# Sprinkler Water Leak



## Wes311 (Sep 12, 2018)

I had a new sprinkler system put in the backyard this year, replacing the old system. I have water leaking now thru the pvc pipe in the valve box that the valve wires run through. I shut the water main off, and the leaking water stopped. Any idea where the water could be leaking from, that's running through the valve wire pvc pipe? That water leaking filled our window well, and leaked into our house.

Thanks,
Wes


----------



## dfw_pilot (Jan 28, 2017)

@Wes311 I moved your thread to the irrigation forum.


----------



## g-man (Jun 15, 2017)

I would contact the installer. Thats a leak in the main. It could be multiple things like a glue joint breaking, pvc pipe breaking, loose connection to the valve, leak at the valve.


----------



## Wes311 (Sep 12, 2018)

The top right corner of this picture is where the pvc pipe ends in the valve box, and the wire comes out, also where water is coming out thru the pvc pipe into the valve box. 
I've contacted the installer already.
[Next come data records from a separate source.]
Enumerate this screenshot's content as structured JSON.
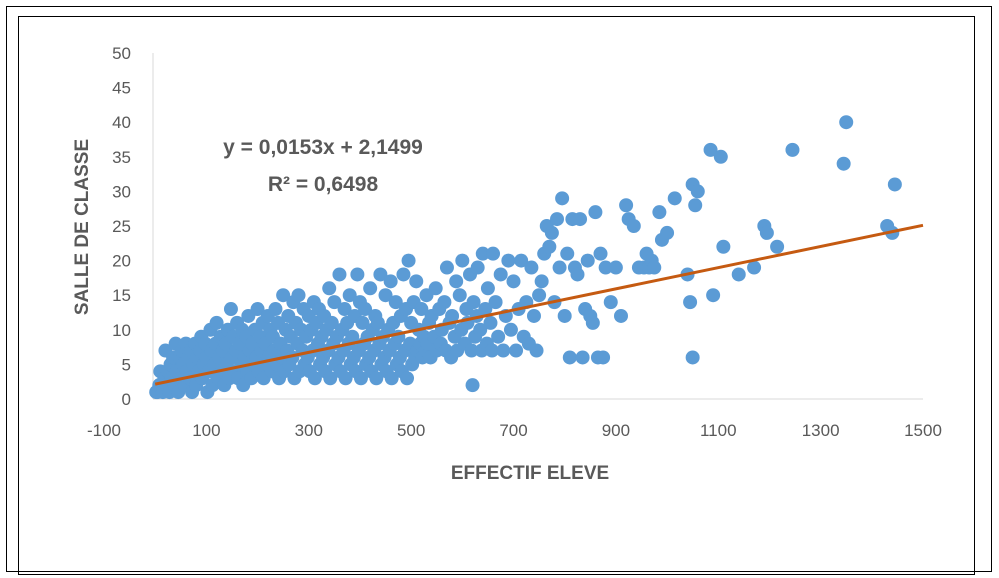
{
  "chart_data": {
    "type": "scatter",
    "xlabel": "EFFECTIF ELEVE",
    "ylabel": "SALLE DE CLASSE",
    "xlim": [
      -100,
      1500
    ],
    "ylim": [
      0,
      50
    ],
    "x_ticks": [
      -100,
      100,
      300,
      500,
      700,
      900,
      1100,
      1300,
      1500
    ],
    "y_ticks": [
      0,
      5,
      10,
      15,
      20,
      25,
      30,
      35,
      40,
      45,
      50
    ],
    "grid": false,
    "legend": "none",
    "colors": {
      "points": "#5B9BD5",
      "trendline": "#C55A11",
      "axis": "#D9D9D9",
      "text": "#595959"
    },
    "trendline": {
      "type": "linear",
      "slope": 0.0153,
      "intercept": 2.1499,
      "equation_label": "y = 0,0153x + 2,1499",
      "r2_label": "R² = 0,6498"
    },
    "series": [
      {
        "points": [
          [
            2,
            1
          ],
          [
            5,
            1
          ],
          [
            8,
            2
          ],
          [
            10,
            4
          ],
          [
            15,
            1
          ],
          [
            18,
            3
          ],
          [
            20,
            7
          ],
          [
            22,
            2
          ],
          [
            25,
            4
          ],
          [
            28,
            1
          ],
          [
            30,
            5
          ],
          [
            32,
            3
          ],
          [
            35,
            6
          ],
          [
            38,
            2
          ],
          [
            40,
            8
          ],
          [
            42,
            4
          ],
          [
            45,
            1
          ],
          [
            48,
            6
          ],
          [
            50,
            3
          ],
          [
            52,
            7
          ],
          [
            55,
            5
          ],
          [
            58,
            2
          ],
          [
            60,
            8
          ],
          [
            62,
            4
          ],
          [
            65,
            6
          ],
          [
            68,
            3
          ],
          [
            70,
            7
          ],
          [
            72,
            1
          ],
          [
            75,
            5
          ],
          [
            78,
            8
          ],
          [
            80,
            2
          ],
          [
            82,
            6
          ],
          [
            85,
            4
          ],
          [
            88,
            7
          ],
          [
            90,
            9
          ],
          [
            92,
            3
          ],
          [
            95,
            5
          ],
          [
            98,
            8
          ],
          [
            100,
            6
          ],
          [
            102,
            1
          ],
          [
            105,
            4
          ],
          [
            108,
            10
          ],
          [
            110,
            7
          ],
          [
            112,
            2
          ],
          [
            115,
            5
          ],
          [
            118,
            8
          ],
          [
            120,
            11
          ],
          [
            122,
            3
          ],
          [
            125,
            6
          ],
          [
            128,
            9
          ],
          [
            130,
            4
          ],
          [
            132,
            7
          ],
          [
            135,
            2
          ],
          [
            138,
            8
          ],
          [
            140,
            5
          ],
          [
            142,
            10
          ],
          [
            145,
            3
          ],
          [
            148,
            13
          ],
          [
            150,
            6
          ],
          [
            152,
            9
          ],
          [
            155,
            4
          ],
          [
            158,
            7
          ],
          [
            160,
            11
          ],
          [
            162,
            3
          ],
          [
            165,
            8
          ],
          [
            168,
            5
          ],
          [
            170,
            10
          ],
          [
            172,
            2
          ],
          [
            175,
            6
          ],
          [
            178,
            9
          ],
          [
            180,
            4
          ],
          [
            182,
            12
          ],
          [
            185,
            7
          ],
          [
            188,
            3
          ],
          [
            190,
            8
          ],
          [
            192,
            5
          ],
          [
            195,
            10
          ],
          [
            198,
            6
          ],
          [
            200,
            13
          ],
          [
            202,
            4
          ],
          [
            205,
            9
          ],
          [
            208,
            7
          ],
          [
            210,
            11
          ],
          [
            212,
            3
          ],
          [
            215,
            8
          ],
          [
            218,
            5
          ],
          [
            220,
            12
          ],
          [
            222,
            6
          ],
          [
            225,
            10
          ],
          [
            228,
            4
          ],
          [
            230,
            9
          ],
          [
            232,
            7
          ],
          [
            235,
            13
          ],
          [
            238,
            5
          ],
          [
            240,
            11
          ],
          [
            242,
            3
          ],
          [
            245,
            8
          ],
          [
            248,
            6
          ],
          [
            250,
            15
          ],
          [
            252,
            4
          ],
          [
            255,
            10
          ],
          [
            258,
            7
          ],
          [
            260,
            12
          ],
          [
            262,
            5
          ],
          [
            265,
            9
          ],
          [
            268,
            6
          ],
          [
            270,
            14
          ],
          [
            272,
            3
          ],
          [
            275,
            11
          ],
          [
            278,
            8
          ],
          [
            280,
            15
          ],
          [
            282,
            4
          ],
          [
            285,
            10
          ],
          [
            288,
            7
          ],
          [
            290,
            13
          ],
          [
            292,
            5
          ],
          [
            295,
            9
          ],
          [
            298,
            6
          ],
          [
            300,
            12
          ],
          [
            302,
            4
          ],
          [
            305,
            10
          ],
          [
            308,
            7
          ],
          [
            310,
            14
          ],
          [
            312,
            3
          ],
          [
            315,
            11
          ],
          [
            318,
            8
          ],
          [
            320,
            13
          ],
          [
            322,
            5
          ],
          [
            325,
            9
          ],
          [
            328,
            6
          ],
          [
            330,
            12
          ],
          [
            332,
            4
          ],
          [
            335,
            10
          ],
          [
            338,
            7
          ],
          [
            340,
            16
          ],
          [
            342,
            3
          ],
          [
            345,
            11
          ],
          [
            348,
            8
          ],
          [
            350,
            14
          ],
          [
            352,
            5
          ],
          [
            355,
            9
          ],
          [
            358,
            6
          ],
          [
            360,
            18
          ],
          [
            362,
            4
          ],
          [
            365,
            10
          ],
          [
            368,
            7
          ],
          [
            370,
            13
          ],
          [
            372,
            3
          ],
          [
            375,
            11
          ],
          [
            378,
            8
          ],
          [
            380,
            15
          ],
          [
            382,
            5
          ],
          [
            385,
            9
          ],
          [
            388,
            6
          ],
          [
            390,
            12
          ],
          [
            392,
            4
          ],
          [
            395,
            18
          ],
          [
            398,
            7
          ],
          [
            400,
            14
          ],
          [
            402,
            3
          ],
          [
            405,
            11
          ],
          [
            408,
            8
          ],
          [
            410,
            13
          ],
          [
            412,
            5
          ],
          [
            415,
            9
          ],
          [
            418,
            6
          ],
          [
            420,
            16
          ],
          [
            422,
            4
          ],
          [
            425,
            10
          ],
          [
            428,
            7
          ],
          [
            430,
            12
          ],
          [
            432,
            3
          ],
          [
            435,
            11
          ],
          [
            438,
            8
          ],
          [
            440,
            18
          ],
          [
            442,
            5
          ],
          [
            445,
            9
          ],
          [
            448,
            6
          ],
          [
            450,
            15
          ],
          [
            452,
            4
          ],
          [
            455,
            10
          ],
          [
            458,
            7
          ],
          [
            460,
            17
          ],
          [
            462,
            3
          ],
          [
            465,
            11
          ],
          [
            468,
            8
          ],
          [
            470,
            14
          ],
          [
            472,
            5
          ],
          [
            475,
            9
          ],
          [
            478,
            6
          ],
          [
            480,
            12
          ],
          [
            482,
            4
          ],
          [
            485,
            18
          ],
          [
            488,
            7
          ],
          [
            490,
            13
          ],
          [
            492,
            3
          ],
          [
            495,
            20
          ],
          [
            498,
            8
          ],
          [
            500,
            11
          ],
          [
            502,
            5
          ],
          [
            505,
            14
          ],
          [
            508,
            6
          ],
          [
            510,
            17
          ],
          [
            512,
            7
          ],
          [
            515,
            10
          ],
          [
            518,
            8
          ],
          [
            520,
            13
          ],
          [
            522,
            6
          ],
          [
            525,
            9
          ],
          [
            528,
            7
          ],
          [
            530,
            15
          ],
          [
            532,
            8
          ],
          [
            535,
            11
          ],
          [
            538,
            6
          ],
          [
            540,
            12
          ],
          [
            545,
            9
          ],
          [
            548,
            16
          ],
          [
            550,
            7
          ],
          [
            555,
            13
          ],
          [
            558,
            8
          ],
          [
            560,
            10
          ],
          [
            565,
            14
          ],
          [
            568,
            7
          ],
          [
            570,
            19
          ],
          [
            575,
            11
          ],
          [
            578,
            6
          ],
          [
            580,
            12
          ],
          [
            585,
            9
          ],
          [
            588,
            17
          ],
          [
            590,
            7
          ],
          [
            595,
            15
          ],
          [
            598,
            10
          ],
          [
            600,
            20
          ],
          [
            605,
            8
          ],
          [
            608,
            13
          ],
          [
            610,
            11
          ],
          [
            615,
            18
          ],
          [
            618,
            7
          ],
          [
            620,
            2
          ],
          [
            622,
            14
          ],
          [
            625,
            9
          ],
          [
            628,
            12
          ],
          [
            630,
            19
          ],
          [
            635,
            10
          ],
          [
            638,
            7
          ],
          [
            640,
            21
          ],
          [
            645,
            13
          ],
          [
            648,
            8
          ],
          [
            650,
            16
          ],
          [
            655,
            11
          ],
          [
            658,
            7
          ],
          [
            660,
            21
          ],
          [
            665,
            14
          ],
          [
            670,
            9
          ],
          [
            675,
            18
          ],
          [
            680,
            7
          ],
          [
            685,
            12
          ],
          [
            690,
            20
          ],
          [
            695,
            10
          ],
          [
            700,
            17
          ],
          [
            705,
            7
          ],
          [
            710,
            13
          ],
          [
            715,
            20
          ],
          [
            720,
            9
          ],
          [
            725,
            14
          ],
          [
            730,
            8
          ],
          [
            735,
            19
          ],
          [
            740,
            12
          ],
          [
            745,
            7
          ],
          [
            750,
            15
          ],
          [
            755,
            17
          ],
          [
            760,
            21
          ],
          [
            765,
            25
          ],
          [
            770,
            22
          ],
          [
            775,
            24
          ],
          [
            780,
            14
          ],
          [
            785,
            26
          ],
          [
            790,
            19
          ],
          [
            795,
            29
          ],
          [
            800,
            12
          ],
          [
            805,
            21
          ],
          [
            810,
            6
          ],
          [
            815,
            26
          ],
          [
            820,
            19
          ],
          [
            825,
            18
          ],
          [
            830,
            26
          ],
          [
            835,
            6
          ],
          [
            840,
            13
          ],
          [
            845,
            20
          ],
          [
            850,
            12
          ],
          [
            855,
            11
          ],
          [
            860,
            27
          ],
          [
            865,
            6
          ],
          [
            870,
            21
          ],
          [
            875,
            6
          ],
          [
            880,
            19
          ],
          [
            890,
            14
          ],
          [
            900,
            19
          ],
          [
            910,
            12
          ],
          [
            920,
            28
          ],
          [
            925,
            26
          ],
          [
            935,
            25
          ],
          [
            945,
            19
          ],
          [
            955,
            19
          ],
          [
            960,
            21
          ],
          [
            965,
            19
          ],
          [
            970,
            20
          ],
          [
            975,
            19
          ],
          [
            985,
            27
          ],
          [
            990,
            23
          ],
          [
            1000,
            24
          ],
          [
            1015,
            29
          ],
          [
            1040,
            18
          ],
          [
            1045,
            14
          ],
          [
            1050,
            6
          ],
          [
            1050,
            31
          ],
          [
            1055,
            28
          ],
          [
            1060,
            30
          ],
          [
            1085,
            36
          ],
          [
            1090,
            15
          ],
          [
            1105,
            35
          ],
          [
            1110,
            22
          ],
          [
            1140,
            18
          ],
          [
            1170,
            19
          ],
          [
            1190,
            25
          ],
          [
            1195,
            24
          ],
          [
            1215,
            22
          ],
          [
            1245,
            36
          ],
          [
            1345,
            34
          ],
          [
            1350,
            40
          ],
          [
            1430,
            25
          ],
          [
            1440,
            24
          ],
          [
            1445,
            31
          ]
        ]
      }
    ]
  }
}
He fixed a same issue three weeks ago on the south side of our yard, now it's on the west side of our yard water going through the pvc pipe that the wire runs through


----------



## g-man (Jun 15, 2017)

He left it like that with all the valves buried in mud instead of pea gravel? It also looks like a standard electrical connector instead of an waterproof one.

I would call him to investigate the issue.


----------